The Turkish Kurd rebel group PKK confirmed Thursday that they were holding three German climbers hostage, that they were in good health, and that they would be released if Germany gives up its "hostile policies" against the group.
Kurdish rebels confirmed Thursday they had kidnapped three Germans in eastern Turkey and threatened not to release them unless Berlin ended its crackdown against their group and supporters, the pro-Kurdish Firat news agency reported.
The separatist Kurdistan Workers' Party (PKK) said in a statement published on Firat's Internet site, that the Germans, kidnapped while on a climbing trip on Mount Ararat, were in good health.
"The German tourists will not be released unless the German state announces that it has given up its hostile policies against the Kurdish people and the PKK," the statement said.
The German government, however, rejected the demands and called for the immediate release of the three mountaineers.
"The federal republic does not respond to blackmail," said Foreign Minister Frank-Walter Steinmeier.

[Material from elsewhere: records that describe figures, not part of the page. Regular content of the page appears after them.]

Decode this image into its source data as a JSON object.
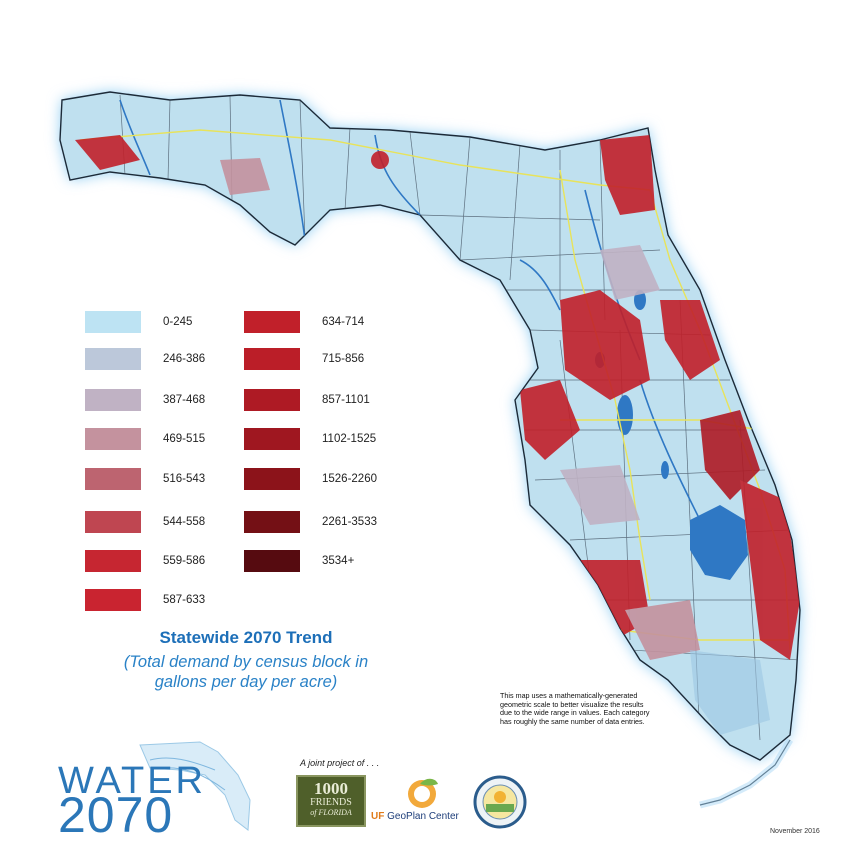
{
  "map": {
    "title": "Statewide 2070 Trend",
    "subtitle_line1": "(Total demand by census block in",
    "subtitle_line2": "gallons per day per acre)",
    "note_lines": [
      "This map uses a mathematically-generated",
      "geometric scale to better visualize the results",
      "due to the wide range in values.  Each category",
      "has roughly the same number of data entries."
    ],
    "date": "November 2016",
    "colors": {
      "land": "#bfe0ef",
      "water": "#2f78c4",
      "glow": "#a9d7f5",
      "road": "#e8e35a",
      "boundary": "#3c4a5a"
    }
  },
  "legend": {
    "left": [
      {
        "label": "0-245",
        "color": "#bde3f3"
      },
      {
        "label": "246-386",
        "color": "#bcc8da"
      },
      {
        "label": "387-468",
        "color": "#c0b2c4"
      },
      {
        "label": "469-515",
        "color": "#c4929e"
      },
      {
        "label": "516-543",
        "color": "#bd6470"
      },
      {
        "label": "544-558",
        "color": "#bf4651"
      },
      {
        "label": "559-586",
        "color": "#c62631"
      },
      {
        "label": "587-633",
        "color": "#c92430"
      }
    ],
    "right": [
      {
        "label": "634-714",
        "color": "#c1202a"
      },
      {
        "label": "715-856",
        "color": "#bb1e28"
      },
      {
        "label": "857-1101",
        "color": "#ae1a24"
      },
      {
        "label": "1102-1525",
        "color": "#9f1720"
      },
      {
        "label": "1526-2260",
        "color": "#8c131a"
      },
      {
        "label": "2261-3533",
        "color": "#741015"
      },
      {
        "label": "3534+",
        "color": "#560b10"
      }
    ]
  },
  "logos": {
    "water_word": "WATER",
    "water_year": "2070",
    "joint_text": "A joint project of . . .",
    "kfof_line1": "1000",
    "kfof_line2": "FRIENDS",
    "kfof_line3": "of FLORIDA",
    "uf_prefix": "UF",
    "uf_text": "GeoPlan Center"
  }
}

The three hostages, seized late Tuesday, were among a group of 13 German mountaineers climbing Mount Ararat -- believed to be the final resting place of the Biblical Noah's Ark -- in Agri province close to the borders with Iran and Armenia.
Turkish paramilitary troops have launched a sweep to try and rescue the hostages and Agri governor Mehmet Cetin told the Anatolia news agency Thursday that Mount Ararat had been declared off-limits until further notice.
The PKK warned Turkish authorities to call off the search.
"The tourists are in good health, but the Turkish state needs to stop its operation in the field in order to ensure the safety" of the hostages, it said, adding that the rebels had not mistreated the hostages.
Germany is home to about 2.4 million Turks, which includes about 600,000 Kurds. Some 11,500 are believed to actively support the separatist movement, according to official figures.
Last month, German authorities banned the Danish-based Roj TV from broadcasting in the country because it promoted the PKK. They also ordered the closure of a production house that supplied the channel with programming.
The PKK, listed as a terrorist group by Ankara, the European Union and the United States, has been fighting for self-rule in Turkey's Kurdish-populated east and southeast since 1984. The conflict has claimed more than 37,000 lives.
The group, banned in Germany for nearly 15 years, has in the past kidnapped people, among them soldiers, police officers and tourists, but it is not a tactic it frequently employs.